Antifriction bearings, such as roller and ball bearings, can be utilized in bearing arrangements where very high accuracy is necessary, because they will deflect to a known degree with a certain known preload. The difficulty, however, is applying a preload to the bearings which is generally constant over the entire length of traverse of the table, carriage or other movable element. One prior art technique for preloading such bearings is to utilize a mechanical spring device, which applies a known amount of pressure to the bearing. The problem with such a device is that the preload applied by it is only correct for a given clearance, which may occur in only one position of the table or carriage. For example, if the opposing surfaces between which the table or carriage moves are non-parallel so that their separation differs from one position of the table or carriage to another, the spring device will be applying a different preload to the bearing. This is because of Hook's Law whereby the force exerted by a spring is proportional to its deflection.
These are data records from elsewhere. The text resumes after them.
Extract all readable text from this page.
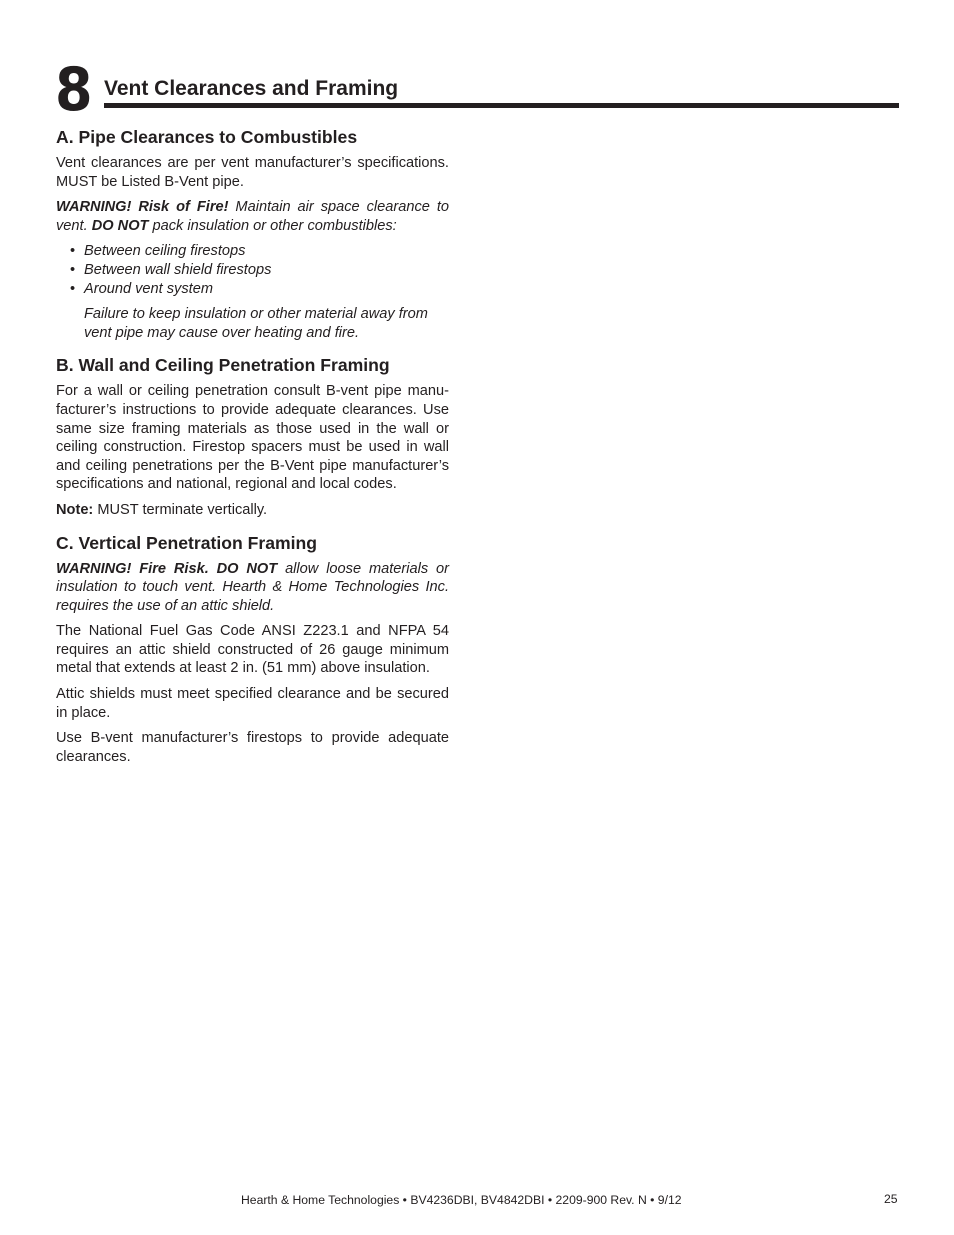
8 Vent Clearances and Framing
A. Pipe Clearances to Combustibles

Vent clearances are per vent manufacturer’s specifications. MUST be Listed B-Vent pipe.

WARNING! Risk of Fire! Maintain air space clearance to vent. DO NOT pack insulation or other combustibles:

• Between ceiling firestops
• Between wall shield firestops
• Around vent system

Failure to keep insulation or other material away from vent pipe may cause over heating and fire.

B. Wall and Ceiling Penetration Framing

For a wall or ceiling penetration consult B-vent pipe manufacturer’s instructions to provide adequate clearances. Use same size framing materials as those used in the wall or ceiling construction. Firestop spacers must be used in wall and ceiling penetrations per the B-Vent pipe manufacturer’s specifications and national, regional and local codes.

Note: MUST terminate vertically.

C. Vertical Penetration Framing

WARNING! Fire Risk. DO NOT allow loose materials or insulation to touch vent. Hearth & Home Technologies Inc. requires the use of an attic shield.

The National Fuel Gas Code ANSI Z223.1 and NFPA 54 requires an attic shield constructed of 26 gauge minimum metal that extends at least 2 in. (51 mm) above insulation.

Attic shields must meet specified clearance and be secured in place.

Use B-vent manufacturer’s firestops to provide adequate clearances.

Hearth & Home Technologies • BV4236DBI, BV4842DBI • 2209-900 Rev. N • 9/12	25
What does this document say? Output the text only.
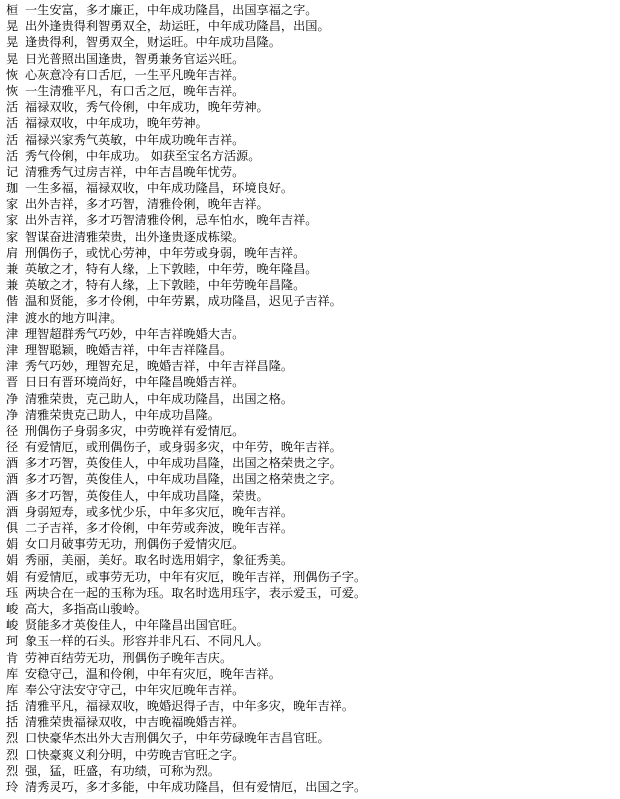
桓 一生安富，多才廉正，中年成功隆昌，出国享福之字。
晃 出外逢贵得利智勇双全，劫运旺，中年成功隆昌，出国。
晃 逢贵得利，智勇双全，财运旺。中年成功昌隆。
晃 日光普照出国逢贵，智勇兼务官运兴旺。
恢 心灰意冷有口舌厄，一生平凡晚年吉祥。
恢 一生清雅平凡，有口舌之厄，晚年吉祥。
活 福禄双收，秀气伶俐，中年成功，晚年劳神。
活 福禄双收，中年成功，晚年劳神。
活 福禄兴家秀气英敏，中年成功晚年吉祥。
活 秀气伶俐，中年成功。 如获至宝名方活源。
记 清雅秀气过房吉祥，中年吉昌晚年忧劳。
珈 一生多福，福禄双收，中年成功隆昌，环境良好。
家 出外吉祥，多才巧智，清雅伶俐，晚年吉祥。
家 出外吉祥，多才巧智清雅伶俐，忌车怕水，晚年吉祥。
家 智谋奋进清雅荣贵，出外逢贵逐成栋梁。
肩 刑偶伤子，或忧心劳神，中年劳或身弱，晚年吉祥。
兼 英敏之才，特有人缘，上下敦睦，中年劳，晚年隆昌。
兼 英敏之才，特有人缘，上下敦睦，中年劳晚年昌隆。
偕 温和贤能，多才伶俐，中年劳累，成功隆昌，迟见子吉祥。
津 渡水的地方叫津。
津 理智超群秀气巧妙，中年吉祥晚婚大吉。
津 理智聪颖，晚婚吉祥，中年吉祥隆昌。
津 秀气巧妙，理智充足，晚婚吉祥，中年吉祥昌隆。
晋 日日有晋环境尚好，中年隆昌晚婚吉祥。
净 清雅荣贵，克己助人，中年成功隆昌，出国之格。
净 清雅荣贵克己助人，中年成功昌隆。
径 刑偶伤子身弱多灾，中劳晚祥有爱情厄。
径 有爱情厄，或刑偶伤子，或身弱多灾，中年劳，晚年吉祥。
酒 多才巧智，英俊佳人，中年成功昌隆，出国之格荣贵之字。
酒 多才巧智，英俊佳人，中年成功昌隆，出国之格荣贵之字。
酒 多才巧智，英俊佳人，中年成功昌隆，荣贵。
酒 身弱短寿，或多忧少乐，中年多灾厄，晚年吉祥。
俱 二子吉祥，多才伶俐，中年劳或奔波，晚年吉祥。
娟 女口月破事劳无功，刑偶伤子爱情灾厄。
娟 秀丽，美丽，美好。取名时选用娟字，象征秀美。
娟 有爱情厄，或事劳无功，中年有灾厄，晚年吉祥，刑偶伤子字。
珏 两块合在一起的玉称为珏。取名时选用珏字，表示爱玉，可爱。
峻 高大，多指高山骏岭。
峻 贤能多才英俊佳人，中年隆昌出国官旺。
珂 象玉一样的石头。形容并非凡石、不同凡人。
肯 劳神百结劳无功，刑偶伤子晚年吉庆。
库 安稳守己，温和伶俐，中年有灾厄，晚年吉祥。
库 奉公守法安守守己，中年灾厄晚年吉祥。
括 清雅平凡，福禄双收，晚婚迟得子吉，中年多灾，晚年吉祥。
括 清雅荣贵福禄双收，中吉晚福晚婚吉祥。
烈 口快豪华杰出外大吉刑偶欠子，中年劳碌晚年吉昌官旺。
烈 口快豪爽义利分明，中劳晚吉官旺之字。
烈 强，猛，旺盛，有功绩，可称为烈。
玲 清秀灵巧，多才多能，中年成功隆昌，但有爱情厄，出国之字。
One of the problems with hydrostatic bearings and other opposed bearing arrangements is the necessity for maintaining the parallelism of the surfaces against which the respective bearings bear within a relatively narrow range. If the surfaces are not parallel, the clearance for the hydrostatic bearing will increase or decrease as the movable element traverses thereby requiring a higher or lower hydraulic flow, respectively, to maintain the same preload on the other bearing. When the preload changes, the deflection of the antifriction bearing changes or the oil film of the hydrostatic bearing changes thereby changing the position of the movable element relative to the true surface, which defines the reference plane for that degree of freedom. The problem of maintaining parallelism between the two surfaces increases as the length of traverse of a movable element increases. For very long traverse distances, such as those of ten feet, for example, it is almost impossible to maintain surfaces which are always parallel.